Two funny things happened on the trip down. First off I realized I had to pump my own gas. Yes I now know that most of the country pumps their own gas but I usually never leave the state without a full tank and if I do Gerard is there to pump it. By the end of the trip I was able to not look like a fool doing it. The second thing is I stopped for a pedicure. Warning this may sound gross...okay it does sound gross...The lady was working on the callous on my feet and pulled out the biggest industrial sized cheese grader that I have ever seen. I will not lie the thought of snapping a picture did cross my mind.

Once I arrived at the conference (by the way I was late because I was fooling around) I checked in and walked into the back of the room. I instantly spotted Adrienne. I felt my eyes tear up. Once the presentation was over she spotted me. I can not believe how I started to cry and hug her.


About 2 minutes after I stopped crying Melissa and Carrie walked up and I choked up all over again. See Carrie, Melissa and Adrienne were among three of first blogs that I started reading prior to starting the adoption process. I can remember watching video of Melissa's first little boy with Gerard when he first came home. Gerard studied the video of Iliya looked at me and gave me the okay to go ahead with our Russian adoption as well as my blog. I think it is funny how from time to time Gerard still asks about these children.

I can not tell you how amazing it felt to be around others who have adopted. I think in many cases we (adoptive Mothers) have put up our guards to protect our feelings when it comes to the fact that our children are adopted. Some children who are adopted have issues with attachment and bonding or other sensory issues that other adults and children do not understand. Like Mothers who have given birth we worry about our children. I am generally pretty laid back and even I am questioned at times about my how I choose to do things. I think the hardest thing for outsiders to understand is just how important it is to support the attachment process when a child is newly home.
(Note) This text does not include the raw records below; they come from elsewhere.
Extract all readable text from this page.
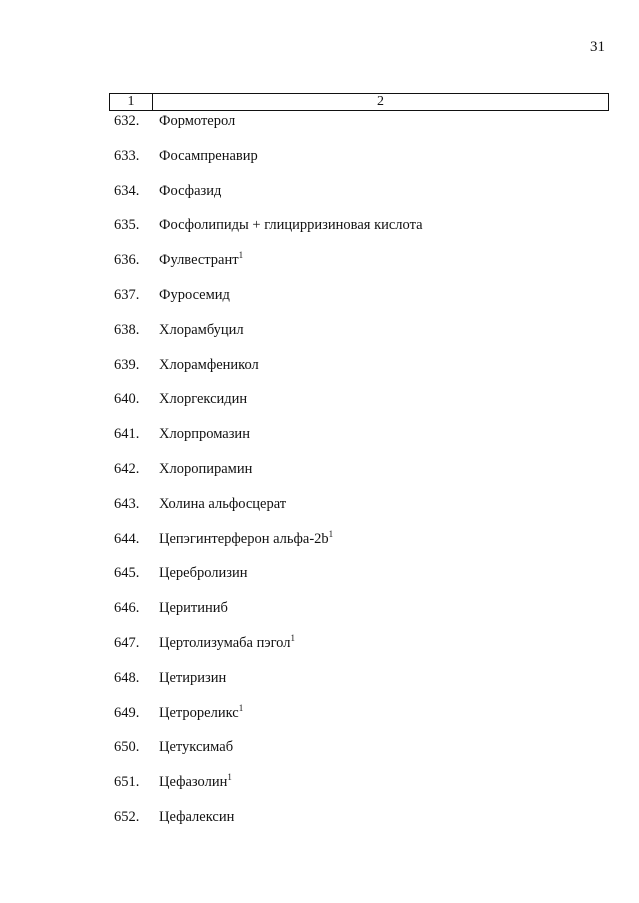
31
1	2
632.	Формотерол
633.	Фосампренавир
634.	Фосфазид
635.	Фосфолипиды + глицирризиновая кислота
636.	Фулвестрант$^1$
637.	Фуросемид
638.	Хлорамбуцил
639.	Хлорамфеникол
640.	Хлоргексидин
641.	Хлорпромазин
642.	Хлоропирамин
643.	Холина альфосцерат
644.	Цепэгинтерферон альфа-2b$^1$
645.	Церебролизин
646.	Церитиниб
647.	Цертолизумаба пэгол$^1$
648.	Цетиризин
649.	Цетрореликс$^1$
650.	Цетуксимаб
651.	Цефазолин$^1$
652.	Цефалексин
We heard from a panel of adoptive children and this was an eye opener. The one lady described her experience of being adopted. From what I took away from her story was that she felt as though she was unable to ask her parents about her adoption and the time she spent between leaving her birth mother and coming to live with her adoptive mother. She had been placed in an orphanage at birth but not placed with an adoptive family for 5 months. To her those 5 months were such a loss. As an adoptive Mother is could be easy to forget that time because adoptive mothers has no first hand experience with that time. I know you are thinking it was just 5 short months but to her those months without having parents to hold, care and love her still impact her at 38 years of age.

I want to never forget that the 22 months that Anna spent in the orphanage were very hard for her. I wish more than anything in the world that I could change that piece of her life. I choke up at the thought of Anna not being held when she was sad or hurt.

I learned so much that I plan on splitting this into 2 or 3 posts this week.

5 comments:

Melissa said...

This conference sounds amazing! I definately want to attend next year! Glad you had a great time. Looking forward to hearing more!

Anonymous said...

I look forward to your upcoming posts about this conference. Our adoption story is so unique and I wonder if there are better ways to talk about my daughter's birth story. She lived with her very loving birthmother for more than the first year of her life. Her birthmom just knew she needed more than she could give her, so she decided to place her. (we adopted her at 15 months.) That is so different than most domestic adoptions and also different than most intl. too.
JW

Julie said...

love your blog!!

JennStar said...

Oh my goodness!! I'd probably cry, too!!! I remember when it was just Own in their house, and when Melissa got the call at work about their court date. And Carrie, she was such a blessing to us and en encouragement to us way back in 2008. I've always wondered how they were doing! Email me if you can later- I'd love to know how Sylas has done over the past 3 years!

BumbersBumblings said...

I met you with Adrienne on the elevator one evening! I didn't realize you drove all the way from NJ. I'm the girl from DE! Loved your blog about the retreat and look forward to following your story!